Byte of the Apple February 28, 2008, 12:25AM EST

Apple, Buy Back This Stock

It's sitting on a huge pile of cash—and there are compelling reasons to return some to shareholders

http://images.businessweek.com/story/08/370/0228_apple_cash.jpg

Angelos Dosoulas

Eighteen-and-a-half billion dollars is a lot of money.

It's more than the estimated 2007 gross domestic product of Nicaragua. It's bigger than the estimated 2005 expenditures of no fewer than 20 U.S. states. It's enough to give $60.78 to every person in the United States, and $2.77 to every person in the world.

And most importantly for Apple (AAPL) investors, it amounts to $21 for every share of company stock—and as of the end of most recent quarter, it's the cash pile sitting in Apple's coffers.

Time for a Buyback?

Shareholders certainly have shared in Apple's success over the years. The stock topped out at $199.83 on Dec. 28, an almost 19-fold increase over five years. Yet the growth in the company's cash hoard is starting to make people wonder, What exactly will Apple do with all that money?

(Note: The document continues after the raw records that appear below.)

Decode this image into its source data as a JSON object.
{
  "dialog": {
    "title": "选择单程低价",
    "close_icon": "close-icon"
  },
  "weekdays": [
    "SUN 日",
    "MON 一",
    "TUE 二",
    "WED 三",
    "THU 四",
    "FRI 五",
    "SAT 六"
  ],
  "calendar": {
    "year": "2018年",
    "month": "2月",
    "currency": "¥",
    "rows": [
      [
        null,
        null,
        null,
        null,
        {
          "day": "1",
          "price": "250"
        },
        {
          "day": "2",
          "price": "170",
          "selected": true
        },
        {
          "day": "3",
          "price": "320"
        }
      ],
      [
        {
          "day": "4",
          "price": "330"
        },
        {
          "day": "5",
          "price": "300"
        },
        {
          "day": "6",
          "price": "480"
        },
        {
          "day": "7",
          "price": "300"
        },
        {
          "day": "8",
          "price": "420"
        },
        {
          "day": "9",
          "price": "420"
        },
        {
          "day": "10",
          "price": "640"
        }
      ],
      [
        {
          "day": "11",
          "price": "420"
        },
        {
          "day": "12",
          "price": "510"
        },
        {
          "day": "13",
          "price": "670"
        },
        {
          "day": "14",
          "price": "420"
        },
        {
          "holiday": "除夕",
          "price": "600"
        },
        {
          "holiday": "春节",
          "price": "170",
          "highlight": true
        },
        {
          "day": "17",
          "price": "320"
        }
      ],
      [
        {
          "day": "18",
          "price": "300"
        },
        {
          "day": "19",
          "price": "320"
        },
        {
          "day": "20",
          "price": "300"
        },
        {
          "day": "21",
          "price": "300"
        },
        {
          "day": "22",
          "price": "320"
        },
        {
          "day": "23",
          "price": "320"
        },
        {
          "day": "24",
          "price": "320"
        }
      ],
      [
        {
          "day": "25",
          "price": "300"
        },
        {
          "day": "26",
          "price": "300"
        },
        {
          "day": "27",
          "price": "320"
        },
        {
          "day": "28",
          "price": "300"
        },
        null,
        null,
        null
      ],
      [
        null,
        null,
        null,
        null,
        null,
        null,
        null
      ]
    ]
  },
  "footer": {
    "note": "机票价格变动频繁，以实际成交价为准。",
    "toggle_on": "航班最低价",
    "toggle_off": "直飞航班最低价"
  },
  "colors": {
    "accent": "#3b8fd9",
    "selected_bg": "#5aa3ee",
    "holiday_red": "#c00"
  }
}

Apple ought to return some of that cash to its shareholders in the form of a buyback. Apple may not have the biggest pot of money around. Cisco Systems (CSCO) and Microsoft (MSFT) both have more, in terms of absolute dollars, but on a per-share basis they have far less. Cisco's $22.7 billion translates to $3.80 per share, while Microsoft's $21 billion works out to $2.26 (and anyone following Yahoo (YHOO) knows well how Microsoft plans to spend it). Of the major technology companies, only Google (GOOG) boasts more cash per share than Apple: Its $14.2 billion works out to $45.37 a share.

And the time to buy back Apple stock is now. With the shares 40% below a historic high and the market nursing concern that Apple will suffer (BusinessWeek, 2/14/08) as the economy slumps and consumers curtail spending, an aggressive stock repurchase plan will do three good things for Apple shareholders.

Earnings-per-share Boost

First, it will send an unambiguous signal that management believes Apple's best days are ahead. Sure, iPod sales growth may be slowing for now, and there are concerns that iPhone revenue may be crimped as more people take advantage of so-called unlocking technology (BusinessWeek.com, 2/12/08) that lets them use the devices on networks other than those run by Apple partners. But there are lots of other reasons to feel bullish on Apple stock. The iPhone is going to be introduced in more European countries this year, and it may also be launched in China. Meanwhile, all the indications are that Mac sales will break the 10 million-unit mark in fiscal 2008, shattering 2007's record of 7 million.

Second, word of a buyback would probably give the stock price the kind of upward lift it needs. I found 295 companies on the S&P 500-stock index that have announced stock buybacks since the start of 2003, and they averaged a gain of more than 66% over five years. Gainers outnumbered losers by nearly 5 to 1, with the gainers improving their stock prices by an average of more than 150%.

Finally, reducing the number of shares outstanding—currently about 879 million—would boost earnings per share. And the size of that boost would depend on how much Apple is willing to spend to buy back its stock.